Weshalb genau Kapital besteuert werden muss, ist ohnehin nicht klar. Schließlich handelt es sich dabei entweder um bereits versteuertes Einkommen, das gespart wurde, oder um zukünftig zu erwartendes Einkommen, dass versteuert wird, wenn es dann tatsächlich verdient wird. Jegliche Besteuerung von Kapital ist also dubios per se.
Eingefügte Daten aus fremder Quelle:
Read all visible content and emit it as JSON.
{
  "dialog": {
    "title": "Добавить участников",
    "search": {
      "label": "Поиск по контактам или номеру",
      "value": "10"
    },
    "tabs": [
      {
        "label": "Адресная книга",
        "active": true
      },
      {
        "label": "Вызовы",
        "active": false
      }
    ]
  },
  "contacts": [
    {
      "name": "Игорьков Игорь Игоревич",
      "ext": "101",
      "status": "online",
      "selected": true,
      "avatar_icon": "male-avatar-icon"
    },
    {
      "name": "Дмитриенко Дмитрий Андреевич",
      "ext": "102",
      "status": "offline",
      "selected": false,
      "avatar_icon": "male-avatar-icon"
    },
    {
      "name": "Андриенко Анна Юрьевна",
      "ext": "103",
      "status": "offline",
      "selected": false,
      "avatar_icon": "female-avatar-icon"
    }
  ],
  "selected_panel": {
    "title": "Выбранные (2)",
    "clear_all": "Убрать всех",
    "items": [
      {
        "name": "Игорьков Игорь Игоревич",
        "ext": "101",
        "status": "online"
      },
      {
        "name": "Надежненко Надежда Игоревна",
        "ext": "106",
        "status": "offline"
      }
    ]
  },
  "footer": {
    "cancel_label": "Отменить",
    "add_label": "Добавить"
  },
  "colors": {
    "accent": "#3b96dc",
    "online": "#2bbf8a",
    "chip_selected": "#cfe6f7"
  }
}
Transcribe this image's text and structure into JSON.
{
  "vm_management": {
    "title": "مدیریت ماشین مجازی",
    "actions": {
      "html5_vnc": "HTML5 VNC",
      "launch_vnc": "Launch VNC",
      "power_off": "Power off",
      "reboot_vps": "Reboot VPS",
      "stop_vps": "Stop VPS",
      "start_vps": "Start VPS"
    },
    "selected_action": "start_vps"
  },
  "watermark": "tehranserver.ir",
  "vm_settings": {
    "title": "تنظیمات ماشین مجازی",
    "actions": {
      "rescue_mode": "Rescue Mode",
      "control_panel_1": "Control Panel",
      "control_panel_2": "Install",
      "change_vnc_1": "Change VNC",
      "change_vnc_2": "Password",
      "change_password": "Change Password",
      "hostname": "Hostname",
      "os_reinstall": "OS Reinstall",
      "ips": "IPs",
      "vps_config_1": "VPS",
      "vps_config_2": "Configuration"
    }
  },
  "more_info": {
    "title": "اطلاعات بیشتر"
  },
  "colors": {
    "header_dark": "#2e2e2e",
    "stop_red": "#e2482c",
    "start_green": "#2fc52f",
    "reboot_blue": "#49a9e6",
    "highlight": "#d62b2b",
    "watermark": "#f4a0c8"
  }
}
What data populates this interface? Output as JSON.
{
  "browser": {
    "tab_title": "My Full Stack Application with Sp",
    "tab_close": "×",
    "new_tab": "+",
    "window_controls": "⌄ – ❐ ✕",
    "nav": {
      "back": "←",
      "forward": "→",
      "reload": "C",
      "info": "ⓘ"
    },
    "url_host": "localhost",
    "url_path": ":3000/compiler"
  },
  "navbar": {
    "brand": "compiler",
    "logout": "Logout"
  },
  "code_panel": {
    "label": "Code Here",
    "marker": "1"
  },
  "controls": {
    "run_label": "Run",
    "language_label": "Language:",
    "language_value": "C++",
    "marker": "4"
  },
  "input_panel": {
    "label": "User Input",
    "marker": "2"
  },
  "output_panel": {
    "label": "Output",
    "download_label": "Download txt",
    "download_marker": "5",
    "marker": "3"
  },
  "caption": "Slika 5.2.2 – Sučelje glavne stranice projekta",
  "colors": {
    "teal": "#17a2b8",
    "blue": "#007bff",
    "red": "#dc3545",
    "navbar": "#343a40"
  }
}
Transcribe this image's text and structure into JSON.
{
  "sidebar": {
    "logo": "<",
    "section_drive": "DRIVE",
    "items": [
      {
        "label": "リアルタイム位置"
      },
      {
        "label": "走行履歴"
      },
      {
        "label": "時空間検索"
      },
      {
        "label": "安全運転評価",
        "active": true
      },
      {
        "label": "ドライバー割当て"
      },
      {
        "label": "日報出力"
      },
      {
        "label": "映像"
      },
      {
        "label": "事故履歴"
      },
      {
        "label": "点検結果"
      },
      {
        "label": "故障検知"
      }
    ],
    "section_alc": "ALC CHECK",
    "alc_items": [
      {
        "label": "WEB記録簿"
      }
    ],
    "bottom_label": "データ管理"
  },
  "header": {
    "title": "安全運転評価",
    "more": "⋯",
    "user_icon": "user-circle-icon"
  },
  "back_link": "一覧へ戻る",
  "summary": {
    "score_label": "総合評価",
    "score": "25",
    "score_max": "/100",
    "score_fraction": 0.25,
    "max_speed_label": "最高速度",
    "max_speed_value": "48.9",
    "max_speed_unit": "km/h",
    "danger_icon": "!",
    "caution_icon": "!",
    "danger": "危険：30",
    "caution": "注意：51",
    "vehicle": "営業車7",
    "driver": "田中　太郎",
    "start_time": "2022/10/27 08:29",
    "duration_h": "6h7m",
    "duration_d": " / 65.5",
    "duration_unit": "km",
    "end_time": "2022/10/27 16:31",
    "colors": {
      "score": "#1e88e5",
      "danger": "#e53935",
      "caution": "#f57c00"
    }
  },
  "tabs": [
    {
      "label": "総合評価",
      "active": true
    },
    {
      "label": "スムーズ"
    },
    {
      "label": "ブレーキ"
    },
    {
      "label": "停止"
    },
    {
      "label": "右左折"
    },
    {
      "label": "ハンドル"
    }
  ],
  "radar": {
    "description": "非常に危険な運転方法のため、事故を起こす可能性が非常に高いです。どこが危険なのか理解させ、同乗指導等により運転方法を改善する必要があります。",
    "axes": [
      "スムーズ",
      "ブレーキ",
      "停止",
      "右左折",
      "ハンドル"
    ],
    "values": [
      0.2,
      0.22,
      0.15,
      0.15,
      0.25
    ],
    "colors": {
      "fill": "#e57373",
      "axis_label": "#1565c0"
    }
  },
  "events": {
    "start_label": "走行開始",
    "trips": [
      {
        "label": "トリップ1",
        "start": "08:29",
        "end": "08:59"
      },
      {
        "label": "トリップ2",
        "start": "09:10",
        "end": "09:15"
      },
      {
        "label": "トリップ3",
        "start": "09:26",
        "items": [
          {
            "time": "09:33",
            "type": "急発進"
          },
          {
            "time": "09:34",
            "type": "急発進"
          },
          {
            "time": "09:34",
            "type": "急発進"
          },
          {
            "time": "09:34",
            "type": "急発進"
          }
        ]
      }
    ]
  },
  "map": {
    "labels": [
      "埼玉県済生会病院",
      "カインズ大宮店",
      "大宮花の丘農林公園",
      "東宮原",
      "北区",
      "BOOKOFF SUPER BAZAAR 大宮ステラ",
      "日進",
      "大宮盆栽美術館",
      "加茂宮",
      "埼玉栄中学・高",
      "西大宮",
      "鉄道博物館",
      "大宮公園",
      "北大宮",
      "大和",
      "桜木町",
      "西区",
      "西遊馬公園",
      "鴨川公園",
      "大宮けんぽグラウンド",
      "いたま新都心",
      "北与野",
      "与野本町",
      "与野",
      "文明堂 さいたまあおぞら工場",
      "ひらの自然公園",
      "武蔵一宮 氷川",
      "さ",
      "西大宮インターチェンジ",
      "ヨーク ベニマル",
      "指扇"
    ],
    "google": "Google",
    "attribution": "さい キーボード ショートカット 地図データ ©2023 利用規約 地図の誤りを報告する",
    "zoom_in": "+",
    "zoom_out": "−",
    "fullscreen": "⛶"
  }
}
Letztlich geht die Finanztransaktionssteuer auf ein Missverständnis zurück, nämlich den Irrglauben, Märkte und Banken wären das Gleiche. Darauf beruht die gesamte europäische Finanzarchitektur. Anstatt echte Märkte zu schaffen, auf denen Anleger ihr Kapital investieren, lässt man Banken die Wirtschaft und auch den Staat mit ihren Bilanzen finanzieren. Das Ergebnis: wenn irgendwo ein Staat wackelt, bricht das ganze System zusammen.

Die zu erwartenden Konsequenzen sind schon bekannt. Schweden ging mit einer Finanztransaktionssteuer in den 1980er Jahren baden – die Mehreinnahmen beliefen sich auf gerade einmal 50 Millionen anstatt der versprochenen Milliardensummen. Dazu kam ein Rückgang der Einnahmen von Steuern auf Spekulationsgewinne, weil die Zahl der Transaktionen sank. Unterm Strich verzeichnete Schweden eine kräftiges Minus.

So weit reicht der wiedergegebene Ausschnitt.